Avec tout le temps qui a passé depuis les années de gloire des BB, quel regard jetez-vous aujourd’hui sur la frénésie absolument incroyable que vous avez vécue dans les années 1990?
« Je dirais que c’est le rêve accompli de trois jeunes musiciens qui, dans la mi-vingtaine, avaient déjà du talent en musique et ont commencé jeunes à l’exploiter… et ça n’a jamais arrêté. On était déjà dans des groupes à l’adolescence, on était des amoureux de musique et on rêvait de vivre la vie de stars, comme les Beatles. Nos chemins se sont rencontrés, et on a fait une bombe ensemble! »
Y a-t-il eu beaucoup d’excès et de déchirements? Diriez-vous que votre célébrité était saine?
« L’ascension s’est passée tellement rapidement qu’on n’avait pas le temps de le réaliser. On était tellement sur la sellette! On allait en France, on revenait, on faisait toutes les télés, les radios, les journaux, on repartait en tournée, on faisait une soixantaine de "shows" par année... On avait un horaire hyper chargé, et on était dans l’ivresse du succès. C’est après, quand ça s’est arrêté, que c’est devenu difficile, autant financièrement que professionnellement.
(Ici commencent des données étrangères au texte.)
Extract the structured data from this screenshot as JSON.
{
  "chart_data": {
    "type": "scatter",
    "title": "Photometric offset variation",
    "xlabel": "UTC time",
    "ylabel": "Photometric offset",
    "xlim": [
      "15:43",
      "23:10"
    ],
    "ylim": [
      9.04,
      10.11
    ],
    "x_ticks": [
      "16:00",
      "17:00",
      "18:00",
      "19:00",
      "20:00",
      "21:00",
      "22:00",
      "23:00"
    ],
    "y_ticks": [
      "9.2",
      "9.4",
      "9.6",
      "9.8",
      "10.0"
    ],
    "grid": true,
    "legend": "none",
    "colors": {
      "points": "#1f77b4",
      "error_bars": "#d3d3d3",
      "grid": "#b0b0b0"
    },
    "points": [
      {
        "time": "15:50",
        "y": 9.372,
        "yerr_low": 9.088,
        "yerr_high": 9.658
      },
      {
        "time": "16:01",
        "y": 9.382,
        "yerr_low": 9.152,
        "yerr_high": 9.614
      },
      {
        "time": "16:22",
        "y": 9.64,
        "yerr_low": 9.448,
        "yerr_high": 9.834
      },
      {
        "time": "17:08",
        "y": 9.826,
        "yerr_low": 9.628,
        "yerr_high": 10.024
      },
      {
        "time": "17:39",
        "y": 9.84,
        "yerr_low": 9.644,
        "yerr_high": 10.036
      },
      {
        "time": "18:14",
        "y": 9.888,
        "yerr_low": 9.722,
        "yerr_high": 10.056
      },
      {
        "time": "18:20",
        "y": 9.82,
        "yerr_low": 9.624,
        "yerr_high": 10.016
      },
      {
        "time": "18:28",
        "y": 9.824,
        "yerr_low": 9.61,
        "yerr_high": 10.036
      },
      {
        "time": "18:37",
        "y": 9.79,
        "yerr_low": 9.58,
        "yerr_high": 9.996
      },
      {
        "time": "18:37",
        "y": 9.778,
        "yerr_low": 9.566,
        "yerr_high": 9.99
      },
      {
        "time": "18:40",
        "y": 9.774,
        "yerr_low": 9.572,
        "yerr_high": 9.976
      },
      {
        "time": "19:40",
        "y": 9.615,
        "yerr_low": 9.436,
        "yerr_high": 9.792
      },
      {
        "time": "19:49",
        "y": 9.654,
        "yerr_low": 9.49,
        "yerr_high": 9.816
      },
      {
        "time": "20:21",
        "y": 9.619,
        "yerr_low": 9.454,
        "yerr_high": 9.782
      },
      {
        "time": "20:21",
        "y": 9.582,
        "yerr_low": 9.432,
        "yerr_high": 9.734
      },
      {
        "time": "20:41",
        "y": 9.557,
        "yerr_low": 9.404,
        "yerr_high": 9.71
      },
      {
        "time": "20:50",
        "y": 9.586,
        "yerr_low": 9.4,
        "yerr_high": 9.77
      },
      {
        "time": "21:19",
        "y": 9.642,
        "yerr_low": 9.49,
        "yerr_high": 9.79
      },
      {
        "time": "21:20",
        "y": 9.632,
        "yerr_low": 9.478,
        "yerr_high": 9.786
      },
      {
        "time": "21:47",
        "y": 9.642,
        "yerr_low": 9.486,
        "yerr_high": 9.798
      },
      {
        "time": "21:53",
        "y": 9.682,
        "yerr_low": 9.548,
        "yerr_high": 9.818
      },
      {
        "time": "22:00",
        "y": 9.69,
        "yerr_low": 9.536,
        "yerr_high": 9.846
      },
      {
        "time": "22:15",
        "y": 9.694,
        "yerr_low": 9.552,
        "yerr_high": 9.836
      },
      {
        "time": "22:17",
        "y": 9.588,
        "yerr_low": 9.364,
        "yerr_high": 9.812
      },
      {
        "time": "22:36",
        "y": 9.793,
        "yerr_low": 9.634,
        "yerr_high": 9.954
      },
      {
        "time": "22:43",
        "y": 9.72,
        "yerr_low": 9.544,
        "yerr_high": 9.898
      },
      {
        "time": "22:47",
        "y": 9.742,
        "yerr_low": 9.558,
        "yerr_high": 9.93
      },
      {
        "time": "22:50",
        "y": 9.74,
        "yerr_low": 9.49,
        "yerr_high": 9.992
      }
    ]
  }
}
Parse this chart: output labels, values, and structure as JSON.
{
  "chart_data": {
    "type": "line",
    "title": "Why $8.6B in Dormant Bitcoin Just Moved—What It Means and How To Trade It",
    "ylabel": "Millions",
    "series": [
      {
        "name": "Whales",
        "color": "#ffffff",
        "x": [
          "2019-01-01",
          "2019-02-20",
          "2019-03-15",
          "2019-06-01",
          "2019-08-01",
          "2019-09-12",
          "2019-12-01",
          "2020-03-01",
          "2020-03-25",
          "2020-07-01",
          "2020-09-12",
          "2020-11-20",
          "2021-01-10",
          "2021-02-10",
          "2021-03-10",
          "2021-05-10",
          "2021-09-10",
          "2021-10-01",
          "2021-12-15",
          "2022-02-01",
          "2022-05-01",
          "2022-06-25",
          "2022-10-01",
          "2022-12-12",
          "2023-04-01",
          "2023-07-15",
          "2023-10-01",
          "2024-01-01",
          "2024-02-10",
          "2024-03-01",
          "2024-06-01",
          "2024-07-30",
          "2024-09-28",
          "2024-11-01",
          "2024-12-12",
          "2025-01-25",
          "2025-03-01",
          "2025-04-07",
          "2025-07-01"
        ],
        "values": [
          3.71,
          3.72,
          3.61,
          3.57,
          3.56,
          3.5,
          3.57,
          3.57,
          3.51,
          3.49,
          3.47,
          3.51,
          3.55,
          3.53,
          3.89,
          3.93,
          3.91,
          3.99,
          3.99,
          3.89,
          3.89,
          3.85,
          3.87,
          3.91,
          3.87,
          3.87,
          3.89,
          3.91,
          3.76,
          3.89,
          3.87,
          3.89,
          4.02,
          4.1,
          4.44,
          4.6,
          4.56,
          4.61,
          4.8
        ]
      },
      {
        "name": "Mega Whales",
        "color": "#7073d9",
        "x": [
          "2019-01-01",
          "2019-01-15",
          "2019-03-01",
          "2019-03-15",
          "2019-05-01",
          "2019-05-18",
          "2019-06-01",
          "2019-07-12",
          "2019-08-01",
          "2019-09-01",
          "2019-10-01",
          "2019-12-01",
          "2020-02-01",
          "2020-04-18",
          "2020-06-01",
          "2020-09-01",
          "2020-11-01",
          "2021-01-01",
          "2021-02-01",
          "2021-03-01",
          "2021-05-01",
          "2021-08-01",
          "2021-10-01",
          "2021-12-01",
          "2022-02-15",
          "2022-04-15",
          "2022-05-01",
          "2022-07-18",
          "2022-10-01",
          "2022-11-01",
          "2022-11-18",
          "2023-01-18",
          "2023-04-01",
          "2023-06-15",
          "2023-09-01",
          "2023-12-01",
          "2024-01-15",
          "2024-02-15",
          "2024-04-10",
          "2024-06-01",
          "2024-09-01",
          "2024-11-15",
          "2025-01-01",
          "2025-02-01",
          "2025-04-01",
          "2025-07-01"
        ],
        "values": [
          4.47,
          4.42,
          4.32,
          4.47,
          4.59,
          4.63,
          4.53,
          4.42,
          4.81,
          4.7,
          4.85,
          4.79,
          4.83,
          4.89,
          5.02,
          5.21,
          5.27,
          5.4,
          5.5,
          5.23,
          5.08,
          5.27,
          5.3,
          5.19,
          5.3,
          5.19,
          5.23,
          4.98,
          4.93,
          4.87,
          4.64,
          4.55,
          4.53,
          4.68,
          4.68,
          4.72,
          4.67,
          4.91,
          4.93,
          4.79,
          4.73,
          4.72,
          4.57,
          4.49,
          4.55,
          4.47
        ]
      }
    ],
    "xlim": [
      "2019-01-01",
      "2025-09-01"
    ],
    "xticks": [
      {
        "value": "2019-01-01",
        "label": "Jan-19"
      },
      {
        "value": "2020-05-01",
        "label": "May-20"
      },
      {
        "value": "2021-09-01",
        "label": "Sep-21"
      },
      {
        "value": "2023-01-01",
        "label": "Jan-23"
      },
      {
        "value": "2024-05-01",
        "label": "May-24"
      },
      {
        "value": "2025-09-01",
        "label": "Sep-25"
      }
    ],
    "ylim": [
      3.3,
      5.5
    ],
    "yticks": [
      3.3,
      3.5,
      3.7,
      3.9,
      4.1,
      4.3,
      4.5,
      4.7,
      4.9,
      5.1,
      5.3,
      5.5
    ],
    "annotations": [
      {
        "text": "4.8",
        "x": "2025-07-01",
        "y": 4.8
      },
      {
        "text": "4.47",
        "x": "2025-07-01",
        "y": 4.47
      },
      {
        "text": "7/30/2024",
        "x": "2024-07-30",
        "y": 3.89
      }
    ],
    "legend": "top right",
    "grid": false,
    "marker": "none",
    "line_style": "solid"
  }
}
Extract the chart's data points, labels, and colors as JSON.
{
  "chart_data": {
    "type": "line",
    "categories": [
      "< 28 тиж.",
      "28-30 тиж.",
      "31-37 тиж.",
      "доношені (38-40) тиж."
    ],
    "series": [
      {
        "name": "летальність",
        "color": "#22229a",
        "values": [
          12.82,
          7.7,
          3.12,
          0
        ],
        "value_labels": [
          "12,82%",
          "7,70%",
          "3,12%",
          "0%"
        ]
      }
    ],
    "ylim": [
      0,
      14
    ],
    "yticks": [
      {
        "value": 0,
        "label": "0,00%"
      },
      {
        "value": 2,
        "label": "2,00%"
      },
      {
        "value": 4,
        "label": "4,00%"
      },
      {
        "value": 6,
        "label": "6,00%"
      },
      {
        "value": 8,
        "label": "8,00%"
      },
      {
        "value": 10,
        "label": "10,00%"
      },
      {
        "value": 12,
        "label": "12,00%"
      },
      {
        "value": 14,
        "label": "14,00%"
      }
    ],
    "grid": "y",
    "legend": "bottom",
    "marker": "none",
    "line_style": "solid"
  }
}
Heureusement, moi j’ai pu devenir professeur de musique dans les écoles, mais ce n’était pas évident pour tout le monde de se réorienter. »
Croyez-vous que d’autres groupes ou artistes québécois revivront un jour un succès tel que les BB ont connu?
« Non, parce que les albums ne se vendent plus. Le côté physique des albums, où on voyait les gars, qu’on pouvait les regarder, que toutes les petites filles regardaient ça et leurs hormones travaillaient… Aujourd’hui, ce n’est plus comme ça! Il n’y a que des milliers de photos sur Internet. Ici, au Québec, c’est un petit marché, où il faut bûcher. Il y a beaucoup de groupes qui sont bons, mais qui sont pop ou folklorique, ou un mélange des deux; un "band" qui sent le sexe, il n’y en a plus! Nous, on était trois canons différents : François avait le côté rebelle et rock and roll, Patrick était le chevalier des filles… De faire tomber des petites filles inconscientes devant la scène, au point de devoir les sortir parce qu’il y avait trop de pression… Je ne pense pas que beaucoup de "bands" pourraient réussir ça aujourd’hui. Dans ce temps-là, je ne m’aimais pas; je me regarde aujourd’hui, et je me demande bien ce que j’avais dans la tête! (rires) Sans prétention, au Québec, personne n’a vécu le même genre de vie que nous. »
Le livre La folle aventure des BB est en vente partout. Alain Lapointe offrira des dédicaces au Salon du livre de Montréal ce dimanche, 27 novembre, à compter de 15 h 30.